Saturday, August 31, 2013


Maracuya Fruit
A couple of pointers regarding mail and packages.  In Colombia there is no national mail system.  Most of our correspondence is through email. Keep in mind if you are mailing packages from the USA the flat rate package boxes are the most economical way. Please keep it under 4 lbs. Packages weighing less than 4 lbs are delivered directly to our office. If the package weighs more than 4 lbs it is held up in customs at the airport and there is an extra fee that must be paid to get the package out of customs.  One of the questions I get in letters is about sending me a gift card or money.  So, here is what the mission president advised:  If your missionary needs money from home there are several options.  1.  A debit card from home. The family may place money into that account when needed for the missionary for his personal use. People can give funds directly to the parents to put in his account.   2. Send a cashier's check or traveler's check via Federal Express to the mission office in the missionary's name.  3.  Western Union
City of Suba behind me.

Isabel is getting baptized on Saturday hopefully but we need to work on her reading her scriptures more and praying so she can really gain a testimony of the church.   As for the family we haven´t had great success in having lessons with them.  They are always home but are super busy so we can never have a full lesson with them.  We´ll see what we can do with them.  As for the mail it can take anywhere from 1 month to never for me to receive packages or mail here.  If the package is more than 5 pounds it can take forever to get through customs.  They have McDonald's and Subway but only in Bogota, outside of Bogota...nothing.  We had a super great lesson with a new investigator called William the other day.  He has a problem with drugs we think.  We gave him a lesson on the  Word of Wisdom (click on that word if you want to know what that means) which went over great.  We are hoping that if we can help him to overcome his problem that we can get him to recognize the blessings of the gospel and have him increase his faith enough to be baptized.  
New foods that I get to try.  

Also I get to teach an English class, not sure if I told you that or not, but its a great way to have people come to the church and learn about our beliefs.  We´ve met at least 4-5 people to have lessons with from the classes and most of the time they are more solid than the people that we meet when contacting in the street.  I had an intercambio (missionary exchange) with Elder Zamorano and he´s really cool.  He's a Chilean who is about as tall as Michael Jordan, not that tall, but tall ( a little taller than Elder Pututau from my district in the MTC).   We got to go through his area and meet his investigators and I got to learn how to teach in a different way than from my companion and what I noticed the most was the animation.  Both him and my companion are super animated when teaching which is the best thing for the investigators.  That was pretty much my week here.  

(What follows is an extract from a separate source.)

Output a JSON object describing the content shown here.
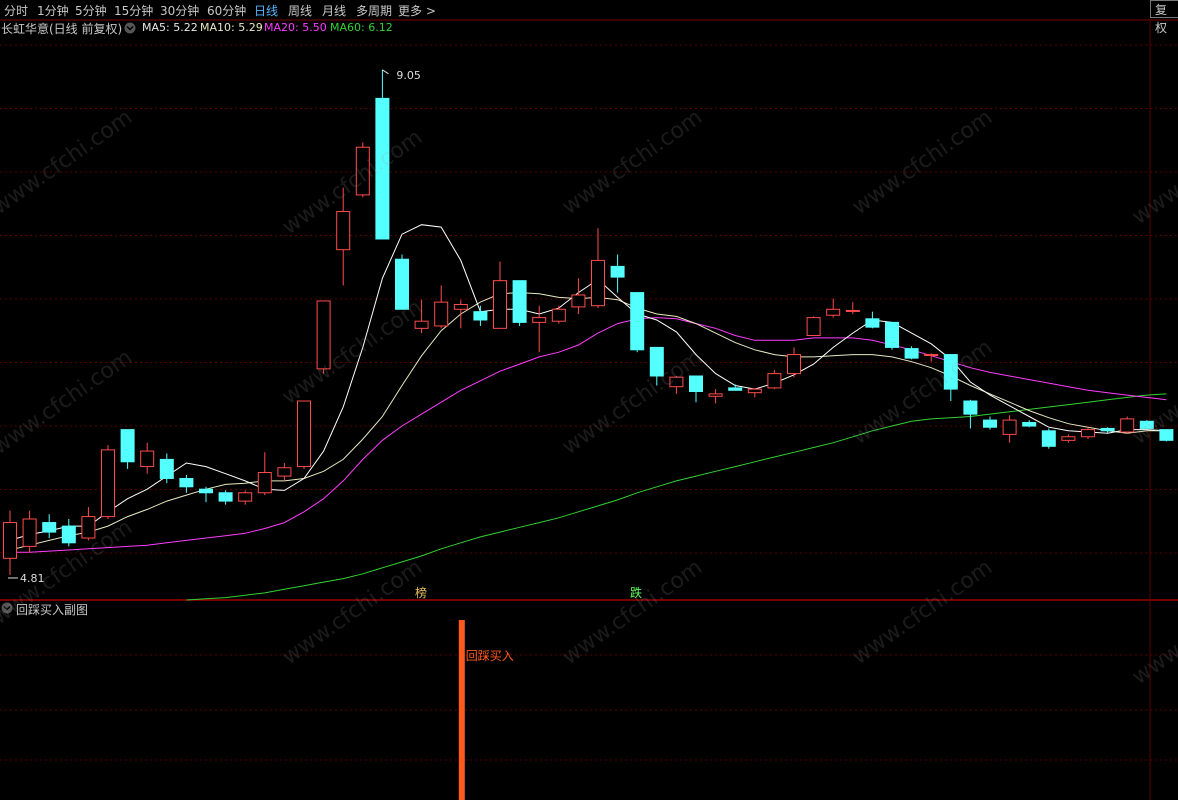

Oh, by the way, I got robbed my first week here but didn't want my mom to freak out.  She still freaked!   As for food I got to have a real hamburger for lunch today which was great.  I haven´t had a hamburger in probably 3-4 months.  My shoes are holding up okay and if I need to fix them there is a guy right next to our apartment complex that fixes them.  As for weight, I lost about 15 pounds or so so far, but I gained some back the past few days.  As for this week we need to start having the chapel open for people to come have tours, in the past 2 weeks we´ve had at least 10 people walk in to see what the chapel and the building is like and to learn more about us.  Otherwise the weeks are going by it´s almost been 6 months since I left.

Saturday, August 24, 2013


This past week was pretty good.  Isabel still has a baptismal date for the end of the month.  Miguel had some complication with his heart so we haven´t seen him for a while.  We found a family, Jacquelyn and Reuben who are really awesome and have so many questions for us.   We had interviews with the President this week but since I've only been here for like 3 weeks it was a really short interview.  My companion and I afterwards were tested on our English, I´m happy to say that I passed.  We had about 5 investigators at the church this Sunday which is great because it means they have interest in progressing.  As for the English classes every week we have a very charming lady come in and we get to teach her  a lesson every week.  She is super interested in the church and I´m hoping that the missionaries in her area can help her to be baptized.  As for Jacquelyn and Reuben after teaching them about the mandate of the apostles she keeps calling us that.  In her prayers that we have had with her, she keeps saying "thank you for sending these apostles to guide us" its something we need to work on, but for now its pretty funny.  We had the opportunity today to go play soccer with our zone and had a couple of our investigators come with us. I got to meet Cesar who is an investigator of the other elders,  he is super cool and he brought a friend in the hopes that we can start teaching him as well.  The best part for us this week was that we got to meet this really cool taxi driver who showed us how to fix the suspension on the taxis down here.  The engines down here look really weird compared to the ones at home.  But he was super chill. Well the plus side is that there is a golf course right next to the apartment so next P-day we get to go and play golf, so super excited for that.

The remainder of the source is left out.